I wouldn't tell her you don't want her child in your home. YANBU to not want her child in your home, but there are more diplomatic ways of achieving that without telling her you think she can't control her child.

DontmindifIdo Mon 25-Mar-13 21:04:38

YANBU - I've been having a similar thoughts about another dear friend who's DS is a bit of "a handful" at the moment, she's also pregnant and just not doing the discipline she used to, and her 3 year old DS is just being horrible, mean and bullying. I have taken the decision to limit playdates until after she's had the baby and we can do playing outside. It should be easy with easter to be 'busy' a lot for a few weeks, by which point we are supposed to have better weather.

It's also worth having some excuses not to have playdates at your house, can your DH be 'working from home and needs peace' ? that sort of thing? Quite rude of her not to take it in turns to have you over as well.

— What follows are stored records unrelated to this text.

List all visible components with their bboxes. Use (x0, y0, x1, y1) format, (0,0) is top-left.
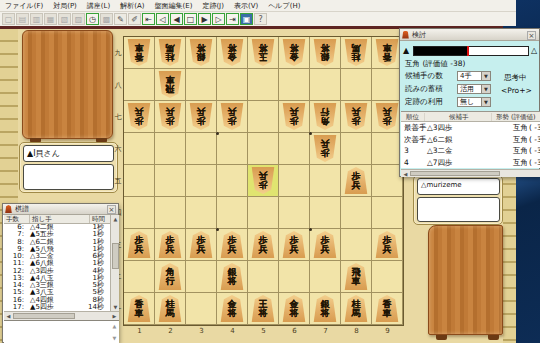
setting-label: 候補手の数 (405, 71, 457, 81)
scrollbar-thumb[interactable] (112, 243, 119, 269)
board-cell[interactable]: 金将 (279, 37, 310, 69)
board-cell[interactable]: 角行 (155, 261, 186, 293)
copy-button[interactable]: ▧ (58, 13, 71, 25)
board-cell[interactable] (186, 133, 217, 165)
board-cell[interactable]: 桂馬 (155, 293, 186, 325)
setting-label: 読みの蓄積 (405, 84, 457, 94)
shogi-piece-gote[interactable]: 金将 (220, 295, 244, 322)
shogi-piece-sente[interactable]: 角行 (313, 103, 337, 130)
analysis-window-title: 検討 (412, 30, 426, 40)
forward-10-button[interactable]: ▷ (212, 13, 225, 25)
file-label: 2 (155, 327, 186, 335)
kifu-window-title: 棋譜 (15, 204, 29, 214)
board-cell[interactable]: 桂馬 (341, 293, 372, 325)
board-cell[interactable]: 桂馬 (341, 37, 372, 69)
shogi-piece-gote[interactable]: 桂馬 (344, 295, 368, 322)
file-label: 7 (310, 327, 341, 335)
shogi-piece-gote[interactable]: 歩兵 (344, 167, 368, 194)
board-cell[interactable]: 歩兵 (310, 133, 341, 165)
shogi-piece-sente[interactable]: 桂馬 (344, 39, 368, 66)
joseki-panel: △murizeme (413, 175, 503, 225)
menu-item[interactable]: 講座(L) (82, 1, 115, 11)
shogi-piece-sente[interactable]: 飛車 (158, 71, 182, 98)
board-cell[interactable]: 飛車 (341, 261, 372, 293)
candidate-table: 順位 候補手 形勢 (評価値) 最善手△3四歩互角( -38)次善手△6二銀互角… (401, 111, 540, 168)
board-cell[interactable] (279, 261, 310, 293)
shogi-piece-sente[interactable]: 歩兵 (220, 103, 244, 130)
board-cell[interactable] (248, 197, 279, 229)
scroll-left-icon[interactable]: ◀ (401, 170, 410, 178)
board-cell[interactable]: 歩兵 (341, 165, 372, 197)
forward-1-button[interactable]: ▶ (198, 13, 211, 25)
board-cell[interactable]: 歩兵 (217, 101, 248, 133)
menu-item[interactable]: 定跡(J) (197, 1, 229, 11)
shogi-board: 香車桂馬銀将金将玉将金将銀将桂馬香車飛車歩兵歩兵歩兵歩兵歩兵角行歩兵歩兵歩兵歩兵… (123, 36, 404, 326)
setting-dropdown[interactable]: 4手▼ (457, 71, 491, 81)
kifu-vertical-scrollbar[interactable]: ▲ ▼ (110, 215, 119, 311)
board-cell[interactable] (341, 69, 372, 101)
sente-captured-box (23, 164, 114, 190)
shogi-piece-gote[interactable]: 香車 (375, 295, 399, 322)
col-rank: 順位 (406, 113, 419, 122)
shogi-piece-gote[interactable]: 銀将 (313, 295, 337, 322)
file-label: 1 (124, 327, 155, 335)
star-point (309, 132, 312, 135)
board-cell[interactable] (186, 165, 217, 197)
board-cell[interactable] (155, 197, 186, 229)
menu-item[interactable]: 対局(P) (48, 1, 82, 11)
board-cell[interactable] (124, 69, 155, 101)
scroll-right-icon[interactable]: ▶ (110, 312, 119, 320)
board-cell[interactable] (341, 229, 372, 261)
shogi-piece-sente[interactable]: 歩兵 (313, 135, 337, 162)
file-label: 3 (186, 327, 217, 335)
kifu-comment-box[interactable]: ▲ ▼ (4, 320, 119, 343)
col-candidate: 候補手 (449, 113, 469, 122)
kifu-horizontal-scrollbar[interactable]: ◀ ▶ (4, 311, 119, 320)
kifu-row[interactable]: 17:▲5四歩14秒 (4, 304, 110, 311)
board-cell[interactable]: 桂馬 (155, 37, 186, 69)
board-cell[interactable] (372, 197, 403, 229)
board-cell[interactable]: 銀将 (217, 261, 248, 293)
col-move: 指し手 (30, 215, 90, 223)
file-label: 5 (248, 327, 279, 335)
shogi-piece-gote[interactable]: 王将 (251, 295, 275, 322)
jump-start-button[interactable]: ⇤ (142, 13, 155, 25)
shogi-piece-gote[interactable]: 桂馬 (158, 295, 182, 322)
toolbar: ▢▤▥▦▧▨◷▩✎✐⇤◁◀□▶▷⇥▣? (0, 12, 516, 26)
evaluation-bar-black-fill (414, 47, 468, 55)
menu-item[interactable]: 表示(V) (229, 1, 263, 11)
board-cell[interactable]: 香車 (124, 37, 155, 69)
scroll-down-icon[interactable]: ▼ (111, 303, 120, 311)
gote-piece-stand[interactable] (428, 225, 503, 335)
shogi-piece-sente[interactable]: 歩兵 (189, 103, 213, 130)
shogi-piece-icon (5, 205, 12, 213)
shogi-piece-gote[interactable]: 歩兵 (375, 231, 399, 258)
board-cell[interactable]: 歩兵 (155, 229, 186, 261)
kifu-edit-button[interactable]: ✐ (128, 13, 141, 25)
board-cell[interactable] (124, 261, 155, 293)
board-cell[interactable] (310, 261, 341, 293)
board-cell[interactable] (248, 261, 279, 293)
shogi-piece-gote[interactable]: 香車 (127, 295, 151, 322)
board-cell[interactable]: 歩兵 (186, 101, 217, 133)
analysis-window-button[interactable]: ▣ (240, 13, 253, 25)
scroll-left-icon[interactable]: ◀ (4, 312, 13, 320)
board-cell[interactable] (279, 69, 310, 101)
shogi-piece-icon (402, 31, 409, 39)
stand-foot (488, 335, 499, 340)
gote-eval-marker: △ (531, 46, 537, 55)
menu-item[interactable]: ヘルプ(H) (263, 1, 305, 11)
board-cell[interactable] (186, 197, 217, 229)
board-cell[interactable] (279, 197, 310, 229)
board-cell[interactable]: 王将 (248, 293, 279, 325)
sente-piece-stand[interactable] (22, 30, 113, 139)
board-cell[interactable]: 歩兵 (248, 229, 279, 261)
chevron-down-icon[interactable]: ▼ (481, 85, 490, 93)
star-point (309, 228, 312, 231)
board-cell[interactable] (155, 133, 186, 165)
file-label: 6 (279, 327, 310, 335)
shogi-piece-sente[interactable]: 歩兵 (251, 167, 275, 194)
shogi-piece-sente[interactable]: 桂馬 (158, 39, 182, 66)
star-point (216, 228, 219, 231)
open-kifu-button[interactable]: ▤ (16, 13, 29, 25)
menu-bar: ファイル(F)対局(P)講座(L)解析(A)盤面編集(E)定跡(J)表示(V)ヘ… (0, 0, 516, 12)
board-cell[interactable]: 歩兵 (124, 229, 155, 261)
menu-item[interactable]: 解析(A) (115, 1, 149, 11)
menu-item[interactable]: ファイル(F) (0, 1, 48, 11)
file-label: 8 (341, 327, 372, 335)
kifu-titlebar[interactable]: 棋譜 (3, 204, 118, 215)
setting-dropdown[interactable]: 活用▼ (457, 84, 491, 94)
board-cell[interactable] (124, 197, 155, 229)
shogi-piece-gote[interactable]: 銀将 (220, 263, 244, 290)
engine-level: <Pro+> (501, 86, 532, 95)
board-cell[interactable] (248, 133, 279, 165)
shogi-piece-sente[interactable]: 金将 (220, 39, 244, 66)
shogi-piece-sente[interactable]: 銀将 (189, 39, 213, 66)
kifu-window: 棋譜 × 手数 指し手 時間 6:△4二銀1秒7:▲5五歩1秒8:△6二銀1秒9… (2, 203, 119, 343)
board-cell[interactable]: 歩兵 (279, 101, 310, 133)
shogi-piece-sente[interactable]: 玉将 (251, 39, 275, 66)
analysis-window: 検討 × ▲ △ 互角 (評価値 -38) 候補手の数4手▼読みの蓄積活用▼定跡… (399, 28, 540, 177)
close-icon[interactable]: × (527, 31, 536, 40)
col-time: 時間 (90, 215, 110, 223)
shogi-piece-gote[interactable]: 歩兵 (158, 231, 182, 258)
sente-player-name: ▲I貝さん (23, 145, 114, 162)
shogi-piece-gote[interactable]: 歩兵 (282, 231, 306, 258)
board-cell[interactable] (124, 133, 155, 165)
board-cell[interactable] (217, 165, 248, 197)
candidate-row[interactable]: 最善手△3四歩互角( -38) (401, 122, 540, 134)
rank-label: 八 (113, 69, 123, 101)
joseki-name-box: △murizeme (417, 178, 500, 195)
board-cell[interactable] (217, 197, 248, 229)
setting-dropdown[interactable]: 無し▼ (457, 97, 491, 107)
shogi-piece-gote[interactable]: 歩兵 (189, 231, 213, 258)
shogi-piece-sente[interactable]: 歩兵 (282, 103, 306, 130)
file-label: 9 (372, 327, 403, 335)
player-name-panel: ▲I貝さん (19, 142, 118, 193)
shogi-piece-gote[interactable]: 歩兵 (127, 231, 151, 258)
shogi-piece-gote[interactable]: 角行 (158, 263, 182, 290)
sente-eval-marker: ▲ (403, 46, 409, 55)
analysis-setting: 定跡の利用無し▼ (405, 96, 500, 108)
close-icon[interactable]: × (107, 205, 116, 214)
paste-button[interactable]: ▨ (72, 13, 85, 25)
col-evaluation: 形勢 (評価値) (496, 113, 536, 122)
analysis-horizontal-scrollbar[interactable]: ◀ (401, 169, 540, 177)
chevron-down-icon[interactable]: ▼ (481, 72, 490, 80)
shogi-app-window: ファイル(F)対局(P)講座(L)解析(A)盤面編集(E)定跡(J)表示(V)ヘ… (0, 0, 540, 343)
col-move-number: 手数 (4, 215, 30, 223)
board-cell[interactable]: 歩兵 (279, 229, 310, 261)
edit-mode-button[interactable]: ▩ (100, 13, 113, 25)
analysis-titlebar[interactable]: 検討 (400, 29, 539, 41)
board-cell[interactable]: 歩兵 (310, 229, 341, 261)
board-cell[interactable]: 香車 (124, 293, 155, 325)
shogi-piece-gote[interactable]: 歩兵 (313, 231, 337, 258)
board-cell[interactable]: 歩兵 (341, 101, 372, 133)
chevron-down-icon[interactable]: ▼ (481, 98, 490, 106)
rank-label: 九 (113, 37, 123, 69)
board-cell[interactable] (310, 197, 341, 229)
stand-foot (436, 335, 447, 340)
back-10-button[interactable]: ◁ (156, 13, 169, 25)
shogi-piece-gote[interactable]: 歩兵 (220, 231, 244, 258)
board-cell[interactable]: 歩兵 (217, 229, 248, 261)
help-button[interactable]: ? (254, 13, 267, 25)
board-cell[interactable] (310, 69, 341, 101)
candidate-row[interactable]: 3△3二金互角( -30) (401, 145, 540, 157)
kifu-move-list: 6:△4二銀1秒7:▲5五歩1秒8:△6二銀1秒9:▲5八飛1秒10:△3二金6… (4, 224, 110, 311)
shogi-piece-gote[interactable]: 歩兵 (251, 231, 275, 258)
board-cell[interactable]: 玉将 (248, 37, 279, 69)
board-cell[interactable] (217, 133, 248, 165)
back-1-button[interactable]: ◀ (170, 13, 183, 25)
board-cell[interactable]: 歩兵 (155, 101, 186, 133)
board-cell[interactable]: 歩兵 (248, 165, 279, 197)
shogi-piece-sente[interactable]: 銀将 (313, 39, 337, 66)
scrollbar-thumb[interactable] (13, 313, 75, 319)
scroll-up-icon[interactable]: ▲ (110, 322, 119, 330)
rank-label: 五 (113, 165, 123, 197)
board-cell[interactable]: 香車 (372, 293, 403, 325)
rank-label: 七 (113, 101, 123, 133)
shogi-piece-sente[interactable]: 香車 (375, 39, 399, 66)
analysis-setting: 読みの蓄積活用▼ (405, 83, 500, 95)
scrollbar-thumb[interactable] (410, 171, 500, 176)
board-cell[interactable] (279, 165, 310, 197)
board-cell[interactable]: 歩兵 (186, 229, 217, 261)
menu-item[interactable]: 盤面編集(E) (149, 1, 197, 11)
analysis-setting: 候補手の数4手▼ (405, 70, 500, 82)
shogi-piece-sente[interactable]: 歩兵 (375, 103, 399, 130)
thinking-status: 思考中 (504, 73, 527, 83)
board-cell[interactable] (341, 197, 372, 229)
board-cell[interactable] (217, 69, 248, 101)
board-cell[interactable]: 銀将 (310, 37, 341, 69)
board-cell[interactable] (155, 165, 186, 197)
rank-label: 六 (113, 133, 123, 165)
board-cell[interactable] (124, 165, 155, 197)
star-point (216, 132, 219, 135)
board-cell[interactable] (372, 261, 403, 293)
evaluation-bar-marker (467, 46, 469, 56)
shogi-piece-sente[interactable]: 香車 (127, 39, 151, 66)
board-cell[interactable] (186, 69, 217, 101)
scroll-up-icon[interactable]: ▲ (111, 215, 120, 223)
candidate-row[interactable]: 次善手△6二銀互角( -30) (401, 134, 540, 146)
board-cell[interactable] (186, 293, 217, 325)
candidate-table-header: 順位 候補手 形勢 (評価値) (401, 112, 540, 122)
kifu-header: 手数 指し手 時間 (4, 215, 110, 224)
board-cell[interactable]: 金将 (217, 37, 248, 69)
shogi-piece-gote[interactable]: 飛車 (344, 263, 368, 290)
board-cell[interactable]: 歩兵 (372, 229, 403, 261)
shogi-piece-gote[interactable]: 金将 (282, 295, 306, 322)
board-cell[interactable]: 金将 (279, 293, 310, 325)
shogi-piece-sente[interactable]: 歩兵 (344, 103, 368, 130)
save-kifu-button[interactable]: ▥ (30, 13, 43, 25)
board-cell[interactable]: 金将 (217, 293, 248, 325)
board-cell[interactable] (341, 133, 372, 165)
evaluation-text: 互角 (評価値 -38) (405, 59, 465, 69)
board-cell[interactable]: 飛車 (155, 69, 186, 101)
candidate-row[interactable]: 4△7四歩互角( -30) (401, 157, 540, 169)
shogi-piece-sente[interactable]: 歩兵 (158, 103, 182, 130)
setting-label: 定跡の利用 (405, 97, 457, 107)
shogi-piece-sente[interactable]: 金将 (282, 39, 306, 66)
board-cell[interactable] (279, 133, 310, 165)
scroll-down-icon[interactable]: ▼ (110, 334, 119, 342)
board-cell[interactable]: 歩兵 (124, 101, 155, 133)
board-cell[interactable]: 角行 (310, 101, 341, 133)
evaluation-bar (413, 46, 529, 56)
board-cell[interactable] (248, 101, 279, 133)
stop-button[interactable]: □ (184, 13, 197, 25)
joseki-comment-box (417, 197, 500, 222)
candidate-rows: 最善手△3四歩互角( -38)次善手△6二銀互角( -30)3△3二金互角( -… (401, 122, 540, 168)
kifu-input-button[interactable]: ✎ (114, 13, 127, 25)
new-kifu-button[interactable]: ▢ (2, 13, 15, 25)
board-grid: 香車桂馬銀将金将玉将金将銀将桂馬香車飛車歩兵歩兵歩兵歩兵歩兵角行歩兵歩兵歩兵歩兵… (124, 37, 403, 325)
board-cell[interactable] (310, 165, 341, 197)
board-cell[interactable] (186, 261, 217, 293)
print-button[interactable]: ▦ (44, 13, 57, 25)
clock-button[interactable]: ◷ (86, 13, 99, 25)
board-cell[interactable] (248, 69, 279, 101)
jump-end-button[interactable]: ⇥ (226, 13, 239, 25)
board-cell[interactable]: 銀将 (186, 37, 217, 69)
shogi-piece-sente[interactable]: 歩兵 (127, 103, 151, 130)
file-label: 4 (217, 327, 248, 335)
board-cell[interactable]: 銀将 (310, 293, 341, 325)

DontmindifIdo Mon 25-Mar-13 21:07:09

oh and other reasons for not meeting up in your house, add things like - "Oh DS is being a nightmare if he doesn't get a change of scenary at the moment, can we meet at soft play/the park etc?"

Also, if there's any toddler groups near you, suggest she comes with you, then you've seen her at a situation where the toys he can break aren't yours, you can relax that it's not your job to deal with it.

propertyNIGHTmareBEFOREXMAS Mon 25-Mar-13 21:15:01

Yanbu. That is an unacceptable level of damage. You'll have no house left if the visits continue!

YellowandGreenandRedandBlue Mon 25-Mar-13 21:16:12

Yes, agree with Dontmind, I often said 'I need to get out' or similar or blamed my low housework standards for not wanting to be home.

It is amazing how many excuses one can make with kids!